Anne karnında iken bebeğin oluşumu döneminde böbreğin gelişim problemleri hususunda bilgi veren Prof. Dr. Gültekin Süleymanlar, “Böbreğin normal yerinde olmaması durumu (ektopik böbrek), yaklaşık 5 bin doğumda 1 görülüyor. Böbreğin gelişim sırasında birbirinden ayrılmaması, iki böbreğin birbirine bitişik kaynaması ile oluşan at nalı böbrek de 10 bin doğumda 1 görülüyor” dedi. Prof. Dr. Gültekin Süleymanlar, böbreğin gelişimsel problemi nedeni ile yapısal bozukluğa sebep olan ve birbirinden ayrı olması gerekirken alt bölümden yapışık olan at nalı görünümündeki bu böbrek yapısının, hastalarda idrar yolları tıkanıklığı, taş oluşumu, idrar yolu iltihabı gibi hastalıklara yol açabileceğinin dile getirdi. Çocuklardaki kronik böbrek rahatsızlığının ve böbrek yetmezliğinin en önemli sebebinin, bebeğin gelişimi sırasındaki yapısal anormallikler olduğuna işaret eden Prof. Dr. Gültekin Süleymanlar, at nalı böbrekte erken teşhisin oldukça önemli olduğunu vurguladı.

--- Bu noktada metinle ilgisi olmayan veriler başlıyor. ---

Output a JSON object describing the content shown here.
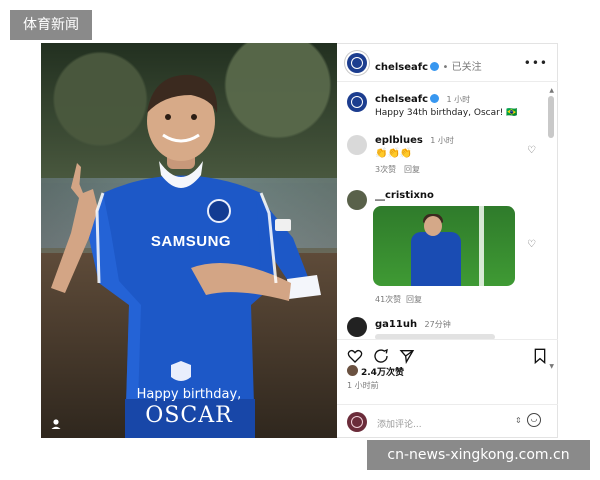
{
  "watermarks": {
    "top_label": "体育新闻",
    "bottom_label": "cn-news-xingkong.com.cn"
  },
  "photo": {
    "caption_line1": "Happy birthday,",
    "caption_line2": "OSCAR",
    "shirt_sponsor": "SAMSUNG"
  },
  "post": {
    "header": {
      "username": "chelseafc",
      "follow_status": "• 已关注"
    },
    "caption": {
      "username": "chelseafc",
      "time": "1 小时",
      "text": "Happy 34th birthday, Oscar! 🇧🇷"
    },
    "comments": [
      {
        "username": "eplblues",
        "time": "1 小时",
        "text": "👏👏👏",
        "likes": "3次赞",
        "reply": "回复"
      },
      {
        "username": "__cristixno",
        "time": "",
        "text": "",
        "likes": "41次赞",
        "reply": "回复"
      },
      {
        "username": "ga11uh",
        "time": "27分钟",
        "text": "",
        "likes": "",
        "reply": ""
      }
    ],
    "like_count": "2.4万次赞",
    "posted_ago": "1 小时前",
    "composer_placeholder": "添加评论..."
  }
}
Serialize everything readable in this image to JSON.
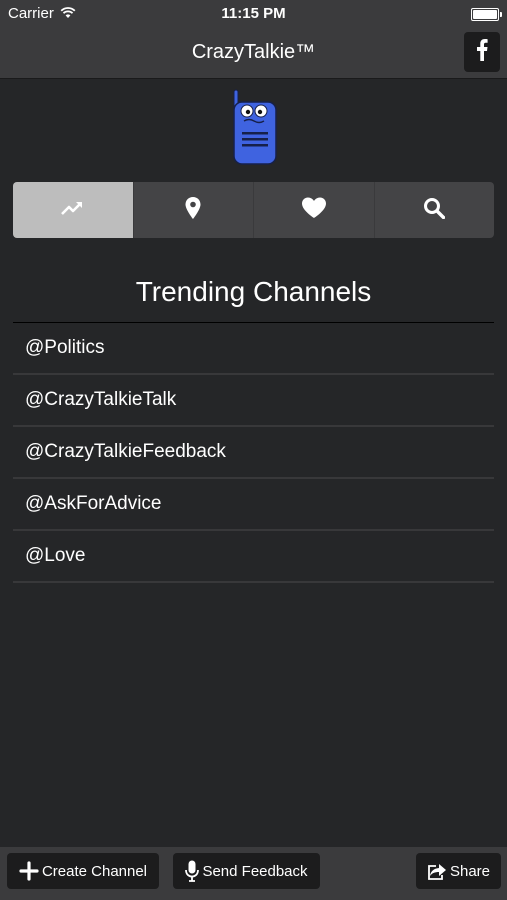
{
  "status_bar": {
    "carrier": "Carrier",
    "time": "11:15 PM"
  },
  "nav": {
    "title": "CrazyTalkie™",
    "facebook_icon": "facebook-icon"
  },
  "tabs": [
    {
      "icon": "trending-icon",
      "active": true
    },
    {
      "icon": "location-pin-icon",
      "active": false
    },
    {
      "icon": "heart-icon",
      "active": false
    },
    {
      "icon": "search-icon",
      "active": false
    }
  ],
  "section": {
    "title": "Trending Channels"
  },
  "channels": [
    "@Politics",
    "@CrazyTalkieTalk",
    "@CrazyTalkieFeedback",
    "@AskForAdvice",
    "@Love"
  ],
  "bottom_bar": {
    "create_channel": "Create Channel",
    "send_feedback": "Send Feedback",
    "share": "Share"
  },
  "colors": {
    "background": "#252628",
    "bar": "#3b3b3d",
    "button": "#1c1c1d",
    "active_tab": "#bdbdbd",
    "logo_blue": "#3f63e0"
  }
}
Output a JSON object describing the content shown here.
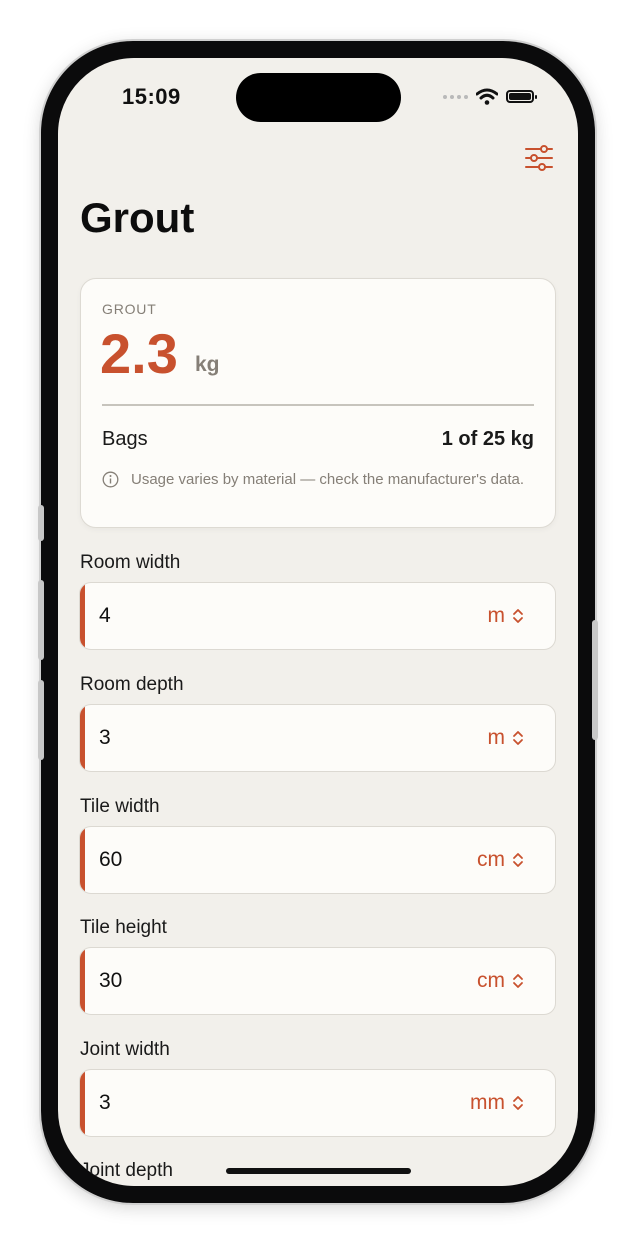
{
  "status_bar": {
    "time": "15:09"
  },
  "page": {
    "title": "Grout"
  },
  "result": {
    "label": "GROUT",
    "value": "2.3",
    "unit": "kg",
    "bags_label": "Bags",
    "bags_value": "1 of 25 kg",
    "note": "Usage varies by material — check the manufacturer's data."
  },
  "fields": [
    {
      "label": "Room width",
      "value": "4",
      "unit": "m"
    },
    {
      "label": "Room depth",
      "value": "3",
      "unit": "m"
    },
    {
      "label": "Tile width",
      "value": "60",
      "unit": "cm"
    },
    {
      "label": "Tile height",
      "value": "30",
      "unit": "cm"
    },
    {
      "label": "Joint width",
      "value": "3",
      "unit": "mm"
    },
    {
      "label": "Joint depth"
    }
  ],
  "colors": {
    "accent": "#c8512e",
    "background": "#f2f0eb",
    "card": "#fdfcf9",
    "muted": "#857f77"
  },
  "icons": {
    "settings": "sliders-icon",
    "info": "info-circle-icon",
    "unit_picker": "chevron-up-down-icon"
  }
}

Bu at nalı böbrek görüntüsü ultrason taraması ile tespit edilebilmektedir. Bu sayede böbrek hastalığı ile ilgili tüm veriler kontrol edilebilmektedir.
Ben bir şey soracağım da benim at nalı böbrek hastalığım ve bir böbreğimde biraz kanama var. Annem ve babam konuşurken duydum ve sık sık doktora götürüyorlar ben ameliyat olma şansım var mı?